Before launching our course, we had it reviewed by people interested in sound therapy, other sound therapists, healers, musicians, and other academics. So use your network as a sounding board.


Time is precious. With access to more and more information, people are generally getting smarter and quicker. Keep in mind that no matter how many presentations, videos and pdf’s you deliver, getting out there and actually doing the work is what matters most. What makes a good sound therapist is gaining experience in how to deliver high-quality sessions to strangers. We know of many sound therapy courses and certifications that take several months or years to complete at various levels. Ultimately, there is nothing wrong with this model. It may work for some and in fact be preferred, but many will choose to learn at their own pace, on their own schedule, and if they already have a gift or a calling, or are looking to add it on as an additional service, they will look for a faster and more efficient way to become certified. When creating your courses, it may be beneficial to have a two-tiered approach of in-person and online as well as creating your courses in a concise modular format. 


Cost is a big factor for people when it comes to course selection. Students will have to buy instruments, so keep that in mind when pricing your courses. There are scammy looking courses online. For example, you might want to consider what value you are receiving from paying $25 or $50 for a certificate. Money can represent energy. If you are giving someone a session or teaching a course, we strongly recommend you do not undervalue yourself. Learning how to heal with sound or receiving a sound healing session is worth every dollar you charge. If you want to help someone that is in financial difficulty, it’s better to offer it for free. That is what we do when we are approached by people claiming they need a hand to pay for the course, and in doing so we energetically get back 10 fold, for that person can go on and help others. With that said, be careful not to overcharge as well. We know for a fact that other course providers/businesses tend to overcomplicate things, making it seem difficult to learn how to become a sound therapist, drawing things out so they can justify the price. Other early providers still charge the same as they did years ago when they were the only ones offering sound therapy courses. Things have changed and they will keep changing, so aim to always do your research, give value and achieve balance. 
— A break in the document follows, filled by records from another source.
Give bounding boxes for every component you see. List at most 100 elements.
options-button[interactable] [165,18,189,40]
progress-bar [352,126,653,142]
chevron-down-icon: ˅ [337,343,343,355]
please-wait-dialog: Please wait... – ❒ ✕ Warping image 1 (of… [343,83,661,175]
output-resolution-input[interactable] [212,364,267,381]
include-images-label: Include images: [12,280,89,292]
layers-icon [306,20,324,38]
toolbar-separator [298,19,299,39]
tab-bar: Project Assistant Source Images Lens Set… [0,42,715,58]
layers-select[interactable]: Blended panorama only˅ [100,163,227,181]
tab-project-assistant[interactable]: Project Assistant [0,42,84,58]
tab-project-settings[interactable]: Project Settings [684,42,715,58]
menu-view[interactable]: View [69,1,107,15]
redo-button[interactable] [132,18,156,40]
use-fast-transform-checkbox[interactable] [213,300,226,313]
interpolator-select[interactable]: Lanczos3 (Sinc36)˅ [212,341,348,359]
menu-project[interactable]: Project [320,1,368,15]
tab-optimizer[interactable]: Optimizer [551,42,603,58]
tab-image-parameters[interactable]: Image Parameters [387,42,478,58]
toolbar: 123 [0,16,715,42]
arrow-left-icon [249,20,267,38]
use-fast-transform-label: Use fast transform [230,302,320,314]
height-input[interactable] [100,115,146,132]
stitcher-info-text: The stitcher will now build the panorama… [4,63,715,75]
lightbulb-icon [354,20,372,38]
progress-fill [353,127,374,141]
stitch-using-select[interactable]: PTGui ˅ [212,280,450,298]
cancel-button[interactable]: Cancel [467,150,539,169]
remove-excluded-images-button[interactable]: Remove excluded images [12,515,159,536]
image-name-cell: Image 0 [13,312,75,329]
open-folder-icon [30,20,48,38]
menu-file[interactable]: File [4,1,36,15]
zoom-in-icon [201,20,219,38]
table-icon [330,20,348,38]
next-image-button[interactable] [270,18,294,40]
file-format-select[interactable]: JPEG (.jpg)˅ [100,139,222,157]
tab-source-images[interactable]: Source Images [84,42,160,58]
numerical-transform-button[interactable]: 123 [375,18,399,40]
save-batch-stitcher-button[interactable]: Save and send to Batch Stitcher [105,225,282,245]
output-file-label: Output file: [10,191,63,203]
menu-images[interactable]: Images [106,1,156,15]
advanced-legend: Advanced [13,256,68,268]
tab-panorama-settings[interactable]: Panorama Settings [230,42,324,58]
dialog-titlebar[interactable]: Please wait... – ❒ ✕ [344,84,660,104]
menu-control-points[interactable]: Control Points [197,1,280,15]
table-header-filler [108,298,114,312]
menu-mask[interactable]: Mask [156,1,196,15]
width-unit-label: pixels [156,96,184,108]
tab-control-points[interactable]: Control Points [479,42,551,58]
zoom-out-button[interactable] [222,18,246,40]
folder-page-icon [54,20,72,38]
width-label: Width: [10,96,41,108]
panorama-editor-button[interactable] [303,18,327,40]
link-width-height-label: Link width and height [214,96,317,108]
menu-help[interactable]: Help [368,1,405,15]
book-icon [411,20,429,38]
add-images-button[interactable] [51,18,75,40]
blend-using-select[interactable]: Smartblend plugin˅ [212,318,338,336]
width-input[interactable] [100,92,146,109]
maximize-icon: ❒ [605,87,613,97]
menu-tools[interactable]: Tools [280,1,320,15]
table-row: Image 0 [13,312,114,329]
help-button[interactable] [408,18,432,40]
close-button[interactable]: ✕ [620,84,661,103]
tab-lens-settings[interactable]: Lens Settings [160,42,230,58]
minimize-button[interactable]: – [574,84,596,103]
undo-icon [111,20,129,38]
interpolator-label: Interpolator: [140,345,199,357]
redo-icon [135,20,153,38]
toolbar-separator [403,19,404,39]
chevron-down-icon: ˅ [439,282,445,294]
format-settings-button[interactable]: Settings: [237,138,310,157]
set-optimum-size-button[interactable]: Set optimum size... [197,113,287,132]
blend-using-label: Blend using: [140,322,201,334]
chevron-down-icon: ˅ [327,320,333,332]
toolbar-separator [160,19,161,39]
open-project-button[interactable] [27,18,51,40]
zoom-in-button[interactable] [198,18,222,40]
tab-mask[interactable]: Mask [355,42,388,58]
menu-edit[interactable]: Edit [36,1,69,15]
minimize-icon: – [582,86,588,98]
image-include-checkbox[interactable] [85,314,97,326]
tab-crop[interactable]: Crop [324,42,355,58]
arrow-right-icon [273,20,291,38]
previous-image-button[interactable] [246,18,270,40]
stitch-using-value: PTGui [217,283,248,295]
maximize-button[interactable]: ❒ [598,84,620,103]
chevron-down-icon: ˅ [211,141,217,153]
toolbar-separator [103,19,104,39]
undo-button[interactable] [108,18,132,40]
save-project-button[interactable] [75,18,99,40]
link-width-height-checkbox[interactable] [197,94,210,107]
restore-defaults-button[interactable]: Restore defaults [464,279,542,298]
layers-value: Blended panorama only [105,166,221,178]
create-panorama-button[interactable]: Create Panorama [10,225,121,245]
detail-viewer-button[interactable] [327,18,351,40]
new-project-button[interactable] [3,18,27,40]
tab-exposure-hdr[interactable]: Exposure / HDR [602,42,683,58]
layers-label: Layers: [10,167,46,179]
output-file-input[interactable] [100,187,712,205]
So when it comes to offering your own sound therapy courses or certification, consider coming up with a strong value proposition. What makes you stand out? How long is the course? Will you offer it online or in person? Who else in your area will be offering courses? Try to find out how much people are willing to pay for your specific course. Will there be different types of courses? What group of people will you be targeting? Will it be mothers and kids? Seniors? Will you target the fitness industry or musicians? Is this for self healing or are your students going to also offer sessions? What do they need to know in order to do an excellent job? How convenient will it be for them? Will it be more of a social thing or a pre-recorded course? Whatever your path leads you to, we hope the information in this article has inspired you.